Best practices for your course schedule
- Include all graded activities in your schedule.
- Be consistent with due days. With the exception of papers or exams, maintain a consistent submission or posting schedule from week to week.
- Mark big events in bold-exams, tests, papers.
- Mark F2F meetings such as conferences or proctored events in bold.
- Keep it simple; too much information clutters and doesn't help students.
- Include assignment specifics such as criteria and submission details in lesson modules not in schedule.
- Include disclaimer of potential updates. Along with weighted grading, this is your ticket to flexibility.
Course Schedule Design
The third item of your syllabus module is the course schedule. This document is designed to present your weekly topics, readings, resources and student deliverables. Instructors have different strategies for the amount of information to include, as well as how that information should be organized.
Two Basic Formats
There are two customizable formats for the course schedule-list schedule and calendar schedule.
List Schedule
Typically, the list schedule works well for instructors who have a consistent structure and want a comprehensive record of all course materials and activities.
Calendar Schedule
The calendar schedule works well when the course structure and activities are variable.
Let Your Course Structure Inform your Schedule Design
The best way to determine the content and layout of your course schedule is to begin by answering some questions about your course structure:
- What's the duration of the course? 11-12 weeks, 8 weeks, 5 weeks?
- What format is your course? Enhanced face-to-face, hybrid, fully online?
- How will due dates be organized? Same day every week, multiple consistent days, shifting days?
- How will students turn in work? All online, all in class, both online and in-class?
The format considerations are suggestions, not hard and fast rules. Some instructors find that linking both formats helps them address different students' needs.
Examples of Course Schedules
Take a look at these examples for ideas.
Online Course - Five Weeks
Calendar Format: Because of the accelerated format of this course, due dates came quickly and a calendar schedule seemed best. What to Notice: Consistent language and naming conventions help clarify a full timetable.
Online Course - Full Term
List Format: This online course with its simple, consistent structure was a good candidate for a list schedule. What to Notice: Text changes for high-stakes assignments and the use of days in due dates column. Specific dates and times are included in the Blackboard Calendar tool which notifies students through email and the mobile app.
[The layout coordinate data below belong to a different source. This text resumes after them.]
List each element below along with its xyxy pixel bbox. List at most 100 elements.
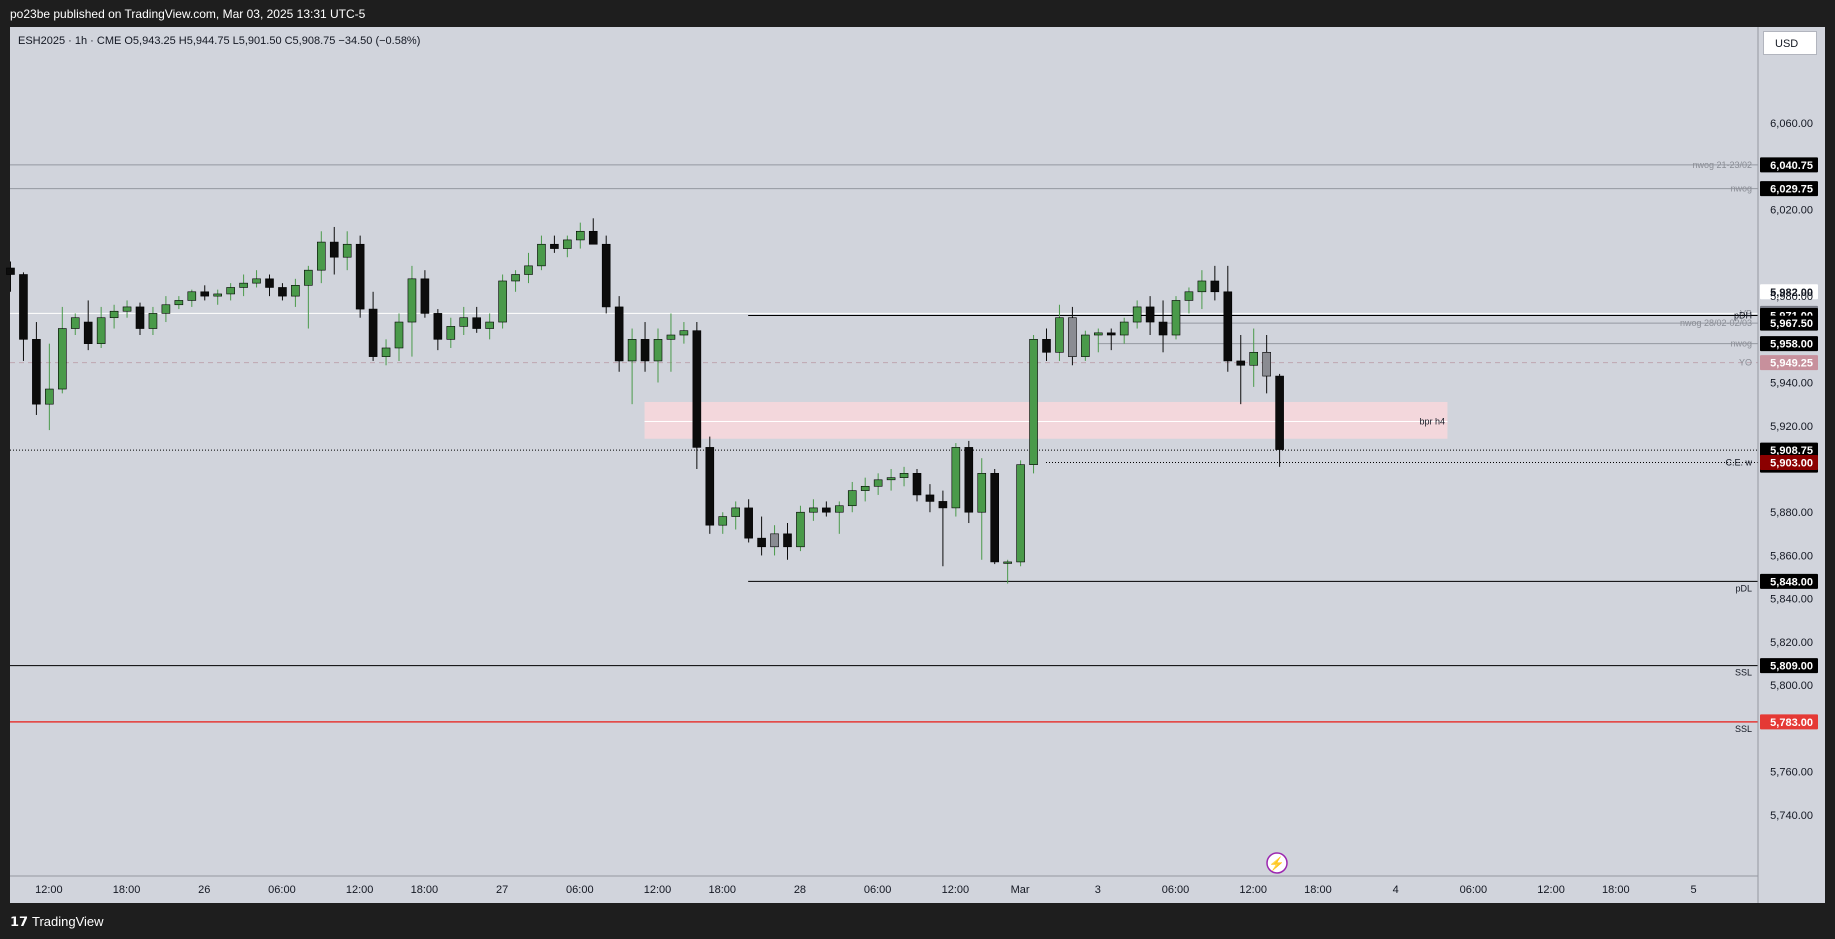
candle-body-34 — [446, 326, 456, 340]
candle-body-13 — [174, 300, 184, 306]
candle-body-5 — [70, 317, 80, 329]
candle-body-81 — [1055, 317, 1064, 353]
candle-body-0 — [6, 267, 15, 275]
candle-body-83 — [1081, 334, 1090, 357]
candle-body-25 — [329, 241, 339, 258]
price-tag-10: 5,848.00 — [1770, 576, 1813, 588]
x-tick-22: 5 — [1690, 884, 1696, 896]
price-tag-7: 5,949.25 — [1770, 358, 1813, 370]
x-tick-10: 28 — [794, 884, 806, 896]
candle-body-73 — [951, 447, 961, 509]
price-tag-11: 5,809.00 — [1770, 661, 1813, 673]
candle-body-41 — [537, 243, 546, 267]
y-tick-7: 5,840.00 — [1770, 594, 1813, 606]
candle-body-78 — [1016, 464, 1025, 563]
chart-frame[interactable] — [10, 27, 1825, 903]
candle-body-86 — [1119, 321, 1129, 336]
candle-body-75 — [977, 473, 987, 513]
candle-body-35 — [459, 317, 469, 327]
symbol-legend: ESH2025 · 1h · CME O5,943.25 H5,944.75 L… — [18, 35, 421, 47]
candle-body-20 — [265, 278, 274, 288]
level-label-0: nwog 21-23/02 — [1692, 160, 1752, 170]
candle-body-21 — [278, 287, 287, 297]
time-axis: 12:00 18:00 26 06:00 12:00 18:00 27 06:00 12:00 1… — [35, 884, 1696, 896]
candle-body-91 — [1184, 291, 1194, 301]
candle-body-38 — [498, 280, 507, 323]
candle-body-98 — [1275, 375, 1284, 450]
candle-body-28 — [368, 308, 378, 357]
candle-body-62 — [809, 507, 818, 513]
x-tick-12: 12:00 — [942, 884, 970, 896]
level-label-6: nwog — [1730, 339, 1752, 349]
candle-body-58 — [757, 537, 766, 548]
x-tick-7: 06:00 — [566, 884, 594, 896]
y-tick-11: 5,740.00 — [1770, 810, 1813, 822]
level-label-11: SSL — [1735, 668, 1752, 678]
bpr-zone — [644, 402, 1448, 439]
candle-body-30 — [394, 321, 404, 349]
candle-body-56 — [731, 507, 741, 517]
y-tick-0: 6,060.00 — [1770, 118, 1813, 130]
candle-body-26 — [342, 243, 352, 258]
x-tick-3: 06:00 — [268, 884, 296, 896]
candle-body-70 — [912, 473, 922, 496]
price-tag-9: 5,903.00 — [1770, 458, 1813, 470]
candle-body-48 — [627, 339, 637, 362]
x-tick-0: 12:00 — [35, 884, 63, 896]
candle-body-16 — [213, 293, 222, 297]
candle-body-36 — [472, 317, 482, 329]
level-label-4: pDH — [1734, 311, 1752, 321]
candle-body-42 — [550, 243, 559, 249]
y-tick-2: 5,980.00 — [1770, 291, 1813, 303]
price-tag-6: 5,958.00 — [1770, 339, 1813, 351]
y-tick-4: 5,920.00 — [1770, 421, 1813, 433]
candle-body-8 — [109, 310, 119, 319]
x-tick-8: 12:00 — [644, 884, 672, 896]
x-tick-16: 12:00 — [1239, 884, 1267, 896]
candle-body-12 — [161, 304, 171, 314]
candle-body-61 — [796, 511, 805, 548]
x-tick-18: 4 — [1393, 884, 1399, 896]
candle-body-92 — [1197, 280, 1207, 293]
x-tick-14: 3 — [1095, 884, 1101, 896]
price-tag-bg-7 — [1760, 355, 1818, 371]
currency-button[interactable]: USD — [1763, 31, 1817, 55]
candle-body-84 — [1094, 332, 1103, 336]
y-tick-6: 5,860.00 — [1770, 550, 1813, 562]
candle-body-89 — [1158, 321, 1168, 336]
candle-body-69 — [899, 473, 909, 478]
candle-body-60 — [783, 533, 792, 548]
level-label-7: YO — [1739, 358, 1752, 368]
candle-body-68 — [886, 477, 896, 481]
price-tag-bg-6 — [1760, 336, 1818, 352]
x-tick-5: 18:00 — [411, 884, 439, 896]
candle-body-39 — [511, 274, 520, 282]
candle-body-95 — [1236, 360, 1246, 366]
candle-body-7 — [96, 317, 106, 344]
x-tick-9: 18:00 — [708, 884, 736, 896]
candle-body-37 — [485, 321, 494, 329]
candle-body-80 — [1042, 339, 1051, 353]
candle-body-23 — [304, 269, 313, 286]
candle-body-51 — [666, 334, 676, 340]
candle-body-24 — [316, 241, 326, 271]
price-tag-8: 5,908.75 — [1770, 445, 1813, 457]
candle-body-29 — [381, 347, 391, 357]
level-label-10: pDL — [1735, 583, 1752, 593]
candle-body-44 — [575, 230, 585, 241]
candle-body-54 — [705, 447, 715, 526]
candle-body-59 — [770, 533, 779, 548]
candle-body-66 — [860, 485, 870, 491]
y-tick-3: 5,940.00 — [1770, 378, 1813, 390]
candle-body-43 — [563, 239, 572, 249]
x-tick-15: 06:00 — [1162, 884, 1190, 896]
candle-body-74 — [964, 447, 974, 513]
candle-body-76 — [990, 473, 1000, 563]
price-tag-12: 5,783.00 — [1770, 717, 1813, 729]
candle-body-65 — [847, 490, 857, 507]
price-tag-bg-10 — [1760, 573, 1818, 589]
candle-body-85 — [1106, 332, 1116, 336]
level-label-12: SSL — [1735, 724, 1752, 734]
alert-icon[interactable]: ⚡ — [1266, 852, 1288, 874]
Enhanced Course - Full Term
Calendar Format: This 11-week face-to-face course included activities that students handed in during class and some that were submitted online. What to Notice: The instructor chose a calendar schedule that included only meeting days and online due days.
Enhanced Course - Full Term
List Format: This face to face course included a variety of in-class and online activities. The instructor used the Blackboard Calendar tool to notify students through email and the mobile app. What to Notice: The due dates column days specify "before class" or "in class"
Weekly Blueprint
For many, a Weekly Blueprint helps students make a consistent plan for logging in and completing coursework. All courses with the Haystack template offer the Weekly Blueprint linked to the schedule (edit this document from the Syllabus folder in your Course Files area).
Final Thoughts
For many, drafting a schedule can help them think through the course design and development process. Others reverse-engineer the schedule once they have a good portion of the course developed. Still others adapt an existing course & schedule to an enhanced or online format, so it's just a matter of formatting current information. Whichever way you approach your schedule, know that it is a living document and can be easily updated. For many instructors, schedule tweaks are a part of teaching. (If this is you, remember not to delete the update disclaimer on page two of the syllabus module.)